Si on juge soi-même sa propre œuvre, quels sont les critères ? Aller au bout d’un roman ? Oui… eh bien dans ce cas, on met les moyens pour aller au bout du processus. Si c’est plus que cela, il faut voir quels sont les critères d’évaluation et travailler à améliorer ses points faibles, gommer certains tics et souligner les forces.

On sent quand a atteint ses limites. On pourrait poursuivre, prolonger, compléter, corriger mais on ne peut plus. Là, on a fini. Et, en fait, c’est une partie de notre recherche, parce que l’on passe à une autre œuvre.

On se heurte continuellement au risque d’être déçu de soi. C’est pour cela que des lecteurs sélectionnés pour leur bienveillance sans complaisance et/ou un groupe constructif d’atelier d’écriture permet de prendre du recul et d’éviter tout jugement à l’emporte-pièce sur un texte qui ne peut pas être nul.

  1. Trouver l’hermétisme au monde extérieur : Si un élément de la vie vient perturber, j’ai l’impression qu’il dégrade mon écriture (une fuite d’eau, par exemple).

Rémanence – Thomas Wolfe, l’auteur américain, dans son essai L’Histoire du roman [Traduction Matthieu Gouet, Edition Sillage] s’interroge sur la matière avec laquelle l’écrivain travaille. Pour lui, « Toute œuvre de création sérieuse est nécessairement autobiographique ». Attention, cela ne signifie pas « conforme aux faits » mais « à l’expérience générale ». Il conclut « Je compris que l’artiste ne doit pas seulement vivre, suer, aimer, souffrir et jouir comme les autres hommes, mais qu’il doit aussi travailler comme les autres hommes, et qu’en plus il doit travailler alors même que se produisent des événements ordinaires de la vie. »

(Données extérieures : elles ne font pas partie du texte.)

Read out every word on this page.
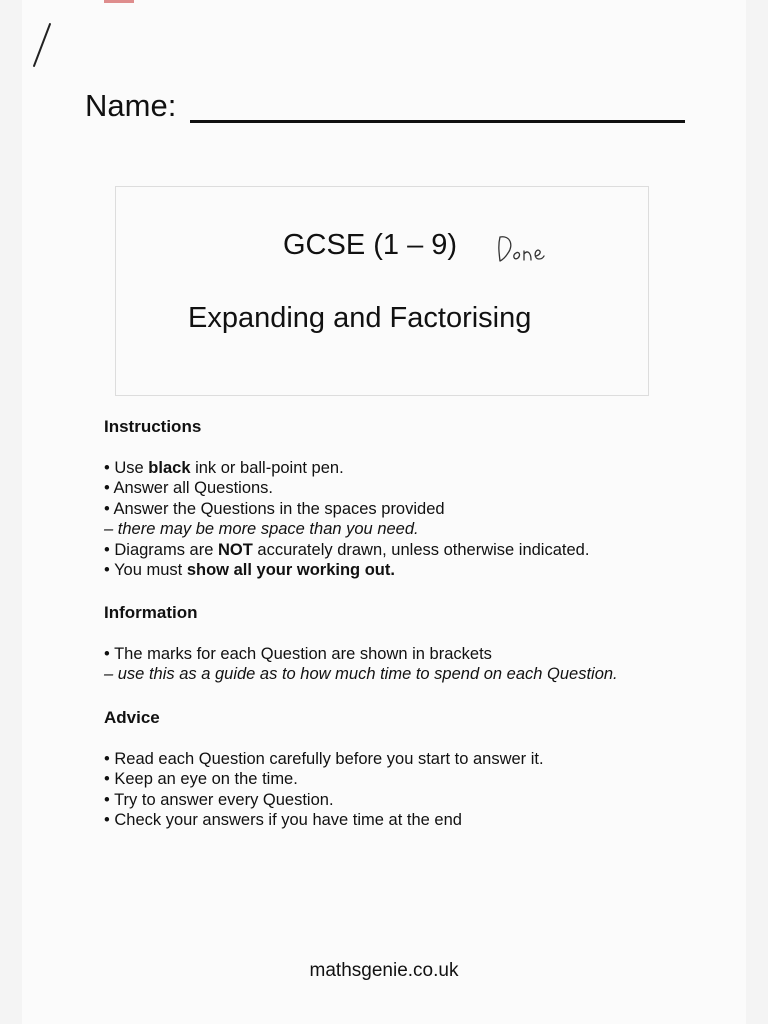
Name:
GCSE (1 – 9)
Expanding and Factorising
Instructions
• Use black ink or ball-point pen.
• Answer all Questions.
• Answer the Questions in the spaces provided
– there may be more space than you need.
• Diagrams are NOT accurately drawn, unless otherwise indicated.
• You must show all your working out.
Information
• The marks for each Question are shown in brackets
– use this as a guide as to how much time to spend on each Question.
Advice
• Read each Question carefully before you start to answer it.
• Keep an eye on the time.
• Try to answer every Question.
• Check your answers if you have time at the end
mathsgenie.co.uk
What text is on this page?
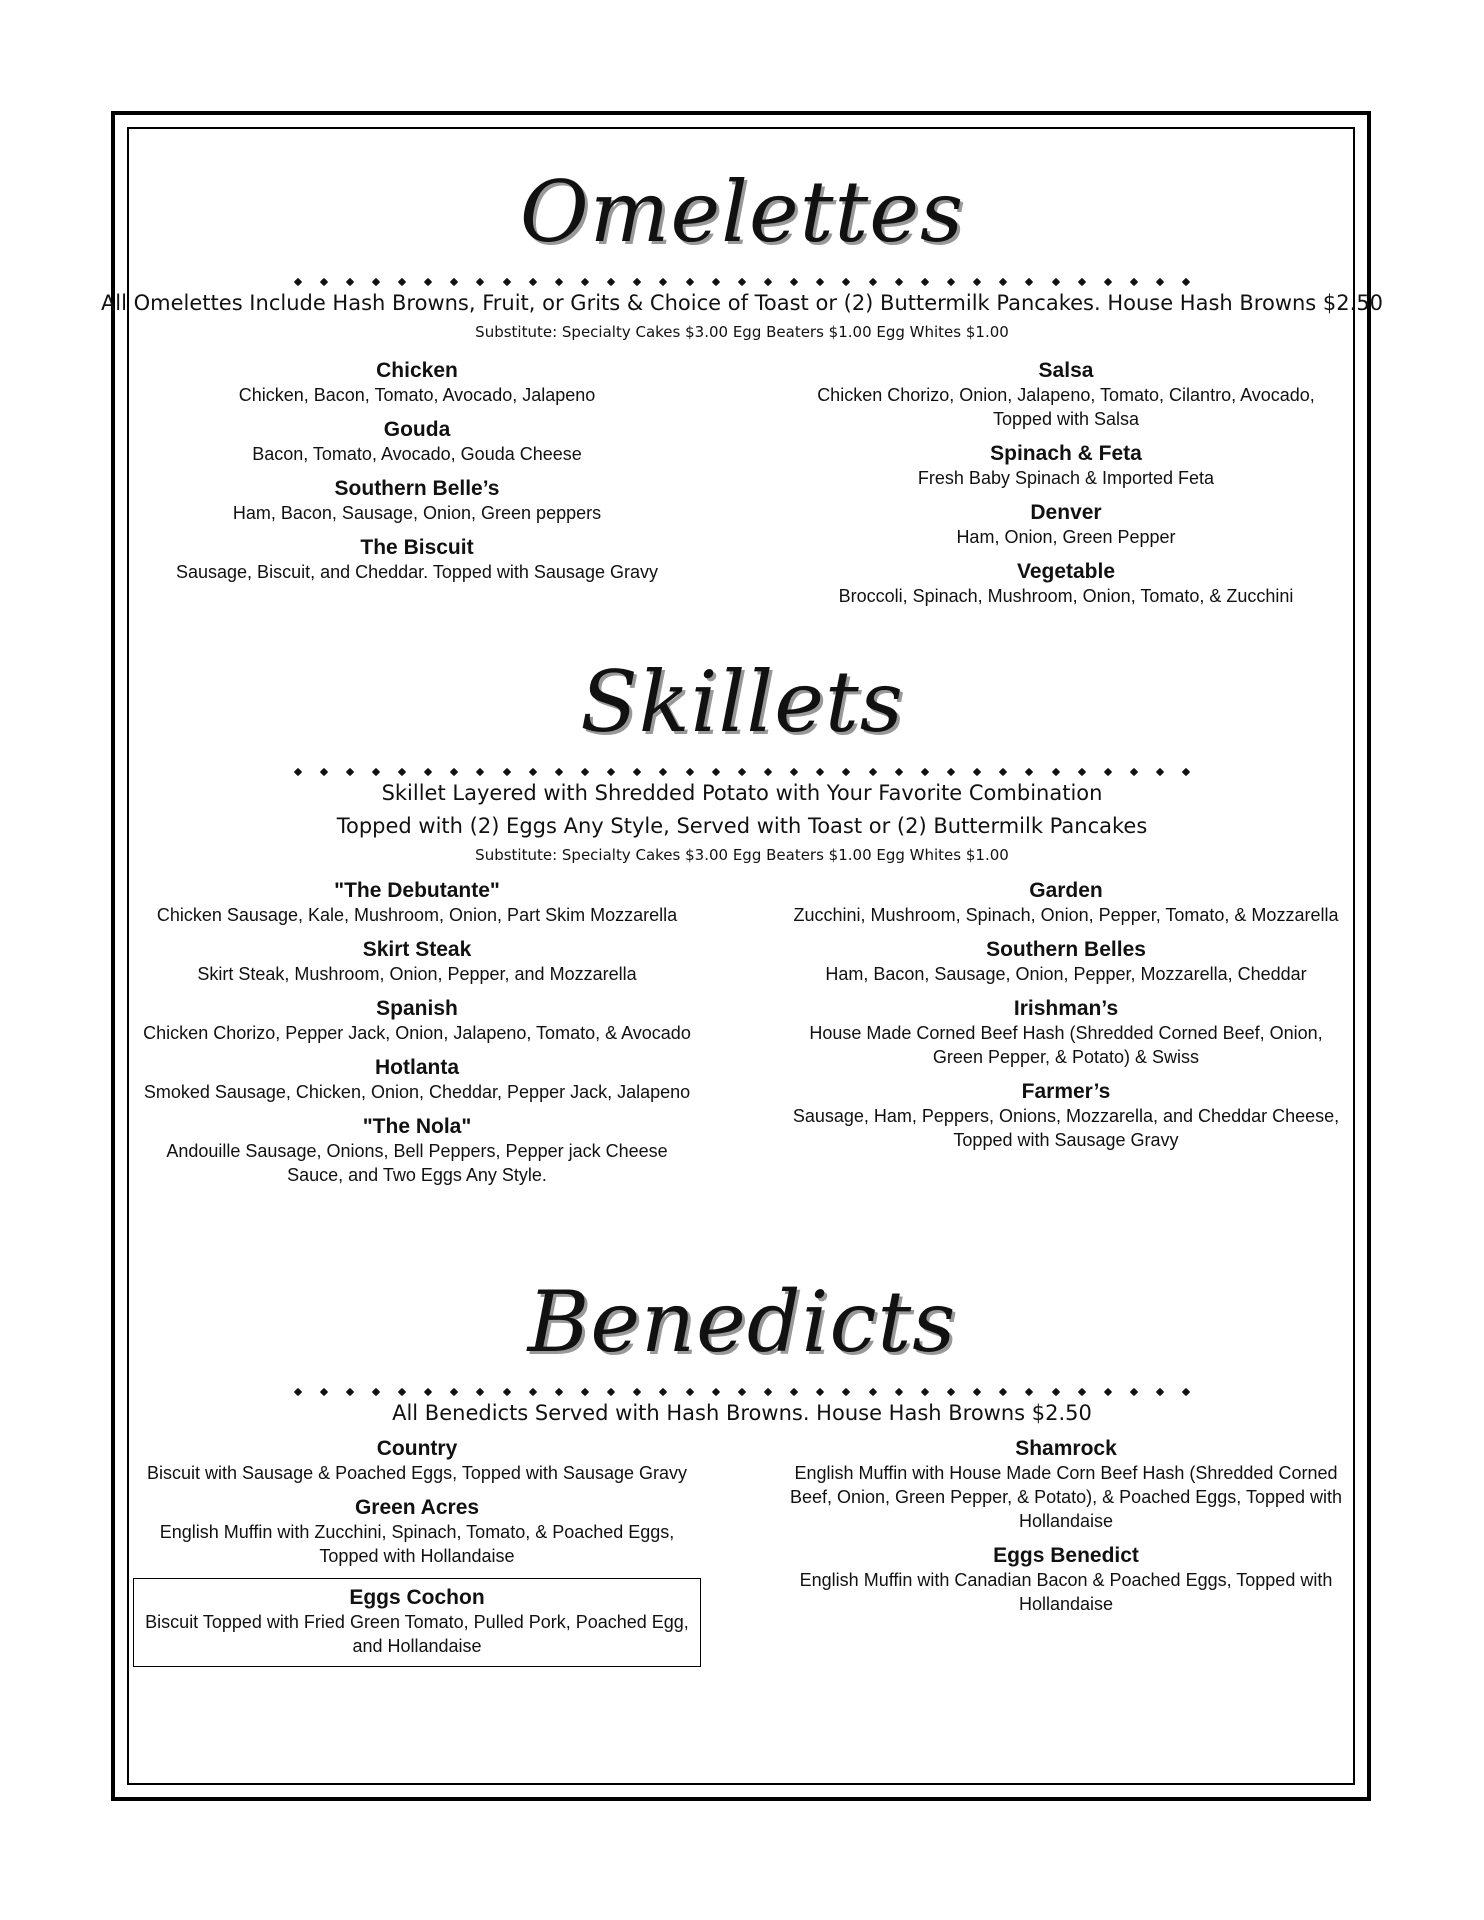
Omelettes
All Omelettes Include Hash Browns, Fruit, or Grits & Choice of Toast or (2) Buttermilk Pancakes. House Hash Browns $2.50
Substitute: Specialty Cakes $3.00 Egg Beaters $1.00 Egg Whites $1.00
Chicken
Chicken, Bacon, Tomato, Avocado, Jalapeno
Gouda
Bacon, Tomato, Avocado, Gouda Cheese
Southern Belle’s
Ham, Bacon, Sausage, Onion, Green peppers
The Biscuit
Sausage, Biscuit, and Cheddar. Topped with Sausage Gravy
Salsa
Chicken Chorizo, Onion, Jalapeno, Tomato, Cilantro, Avocado, Topped with Salsa
Spinach & Feta
Fresh Baby Spinach & Imported Feta
Denver
Ham, Onion, Green Pepper
Vegetable
Broccoli, Spinach, Mushroom, Onion, Tomato, & Zucchini
Skillets
Skillet Layered with Shredded Potato with Your Favorite Combination
Topped with (2) Eggs Any Style, Served with Toast or (2) Buttermilk Pancakes
Substitute: Specialty Cakes $3.00 Egg Beaters $1.00 Egg Whites $1.00
"The Debutante"
Chicken Sausage, Kale, Mushroom, Onion, Part Skim Mozzarella
Skirt Steak
Skirt Steak, Mushroom, Onion, Pepper, and Mozzarella
Spanish
Chicken Chorizo, Pepper Jack, Onion, Jalapeno, Tomato, & Avocado
Hotlanta
Smoked Sausage, Chicken, Onion, Cheddar, Pepper Jack, Jalapeno
"The Nola"
Andouille Sausage, Onions, Bell Peppers, Pepper jack Cheese Sauce, and Two Eggs Any Style.
Garden
Zucchini, Mushroom, Spinach, Onion, Pepper, Tomato, & Mozzarella
Southern Belles
Ham, Bacon, Sausage, Onion, Pepper, Mozzarella, Cheddar
Irishman’s
House Made Corned Beef Hash (Shredded Corned Beef, Onion, Green Pepper, & Potato) & Swiss
Farmer’s
Sausage, Ham, Peppers, Onions, Mozzarella, and Cheddar Cheese, Topped with Sausage Gravy
Benedicts
All Benedicts Served with Hash Browns. House Hash Browns $2.50
Country
Biscuit with Sausage & Poached Eggs, Topped with Sausage Gravy
Green Acres
English Muffin with Zucchini, Spinach, Tomato, & Poached Eggs, Topped with Hollandaise
Eggs Cochon
Biscuit Topped with Fried Green Tomato, Pulled Pork, Poached Egg, and Hollandaise
Shamrock
English Muffin with House Made Corn Beef Hash (Shredded Corned Beef, Onion, Green Pepper, & Potato), & Poached Eggs, Topped with Hollandaise
Eggs Benedict
English Muffin with Canadian Bacon & Poached Eggs, Topped with Hollandaise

 Tout ce détour, pour dire :

Il est possible d’aménager au maximum son espace d’écriture pour éviter les interférences (bloquer l’accès à Google, éteindre le téléphone, s’isoler, avoir nourri son chat…) mais parfois ça ne suffit pas (sirène de pompier, voisin qui écoute une musique irritante, mal de tête, chat bien que nourri réclamant des croquettes, fuite d’eau…). Dans ce cas, soit :

* On met l’écriture de côté et prévoit un autre moment propice dans son emploi du temps.

* On intègre ces éléments dans son récit. Une fuite d’eau ? On envoie son personnage aux chutes du Niagara, le cousin du protagoniste devient plombier, l’enfance d’un personnage se passe au bord d’un cours d’eau…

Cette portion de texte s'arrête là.